Kerala’s Parvathy Amma

Another such story from Kerala emerged on social media of an elderly woman trying to eke out an honest living and netizens called attention to this Amma. Journalist Aarif Shah had initially posted about the incident on his Twitter handle where he spoke of the hardships faced by the elerly woman, who runs a food stall and the pandemic resulted in her small business suffering due to lack of customers. In no time, Keralites responded in style and many came together to help Parvathy Amma, who runs her eatery in Karimba. Several users including actor Richa Chadha too gave words of hope and some said they will visit whenever they go to Kerala next.

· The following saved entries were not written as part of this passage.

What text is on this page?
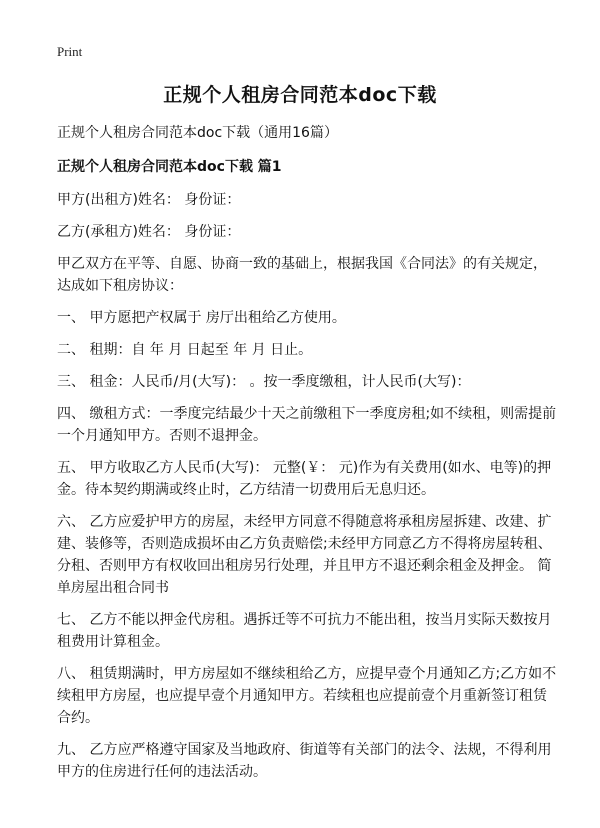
Print
正规个人租房合同范本doc下载

正规个人租房合同范本doc下载（通用16篇）

正规个人租房合同范本doc下载 篇1

甲方(出租方)姓名： 身份证：

乙方(承租方)姓名： 身份证：

甲乙双方在平等、自愿、协商一致的基础上，根据我国《合同法》的有关规定，达成如下租房协议：

一、 甲方愿把产权属于 房厅出租给乙方使用。

二、 租期：自 年 月 日起至 年 月 日止。

三、 租金：人民币/月(大写)： 。按一季度缴租，计人民币(大写)：

四、 缴租方式：一季度完结最少十天之前缴租下一季度房租;如不续租，则需提前一个月通知甲方。否则不退押金。

五、 甲方收取乙方人民币(大写)： 元整(￥： 元)作为有关费用(如水、电等)的押金。待本契约期满或终止时，乙方结清一切费用后无息归还。

六、 乙方应爱护甲方的房屋，未经甲方同意不得随意将承租房屋拆建、改建、扩建、装修等，否则造成损坏由乙方负责赔偿;未经甲方同意乙方不得将房屋转租、分租、否则甲方有权收回出租房另行处理，并且甲方不退还剩余租金及押金。 简单房屋出租合同书

七、 乙方不能以押金代房租。遇拆迁等不可抗力不能出租，按当月实际天数按月租费用计算租金。

八、 租赁期满时，甲方房屋如不继续租给乙方，应提早壹个月通知乙方;乙方如不续租甲方房屋，也应提早壹个月通知甲方。若续租也应提前壹个月重新签订租赁合约。

九、 乙方应严格遵守国家及当地政府、街道等有关部门的法令、法规，不得利用甲方的住房进行任何的违法活动。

Kerala Transwoman’s Cry for Help

In a disturbing incident, a transwoman’s heartbreaking tale from Kochi, Kerala, fetched her the aid of cops. Sajana Shaji had been trying to make ends meet during the pandemic by selling biryani. Shaji had even provided employment to four other transwomen and was managing to make a living. For over a month, however, the group had been facing harassment from the local shopkeepers and vendors. Shaji, who also had taken loans from several grocery sellers to set up her shop, took to Facebook as a final resort and broke down on her tale of abuse. The tearful video of Shaji went viral on Facebook and her plight caught the attention of Hill Palace Police, who finally lodged an FIR in the case.

Karnataka Plant Seller

A Twitter user’s call to help an old man, who sells plants at Kanakapura road near Sarakki Signal in Karnataka, brought out the good of social media, again. Informing netizens about the challenge faced by the old man, he said the elderly man holds an umbrella on one hand under the scorching sun and sells plants priced from Rs 10-30. As a result of this, several people and NGOs came forward to help the old man. Following the outpouring of help, he got a table to keep saplings, a chair, and an umbrella. He revealed that earlier he used to sell around five seedlings but now the number has doubled.

Clearly, the year hasn’t gone down well with small business ventures and vendors in particular. Any little help for them would matter big.

In a recent announcement, Swiggy announced the expansion of its Street Food Vendors programme that meant to benefit 36,000 sellers from 125 cities in India. The online food delivery company has joined hands with the Ministry of Housing and Urban Affairs (MoHUA) to bring street food sellers on its platform under the Prime Minister Street Vendor’s AtmaNibhar Nidhi (PM SVANidhi) Scheme. It further noted that with the PM SVANidhi scheme, street vendors will find a platform for better discovery in order to revive businesses affected by the COVID-19 pandemic.

2020 will go down in history as the year marked with several tragedies and adversities, but it also saw a coming together of people to help each other and truly unite for good.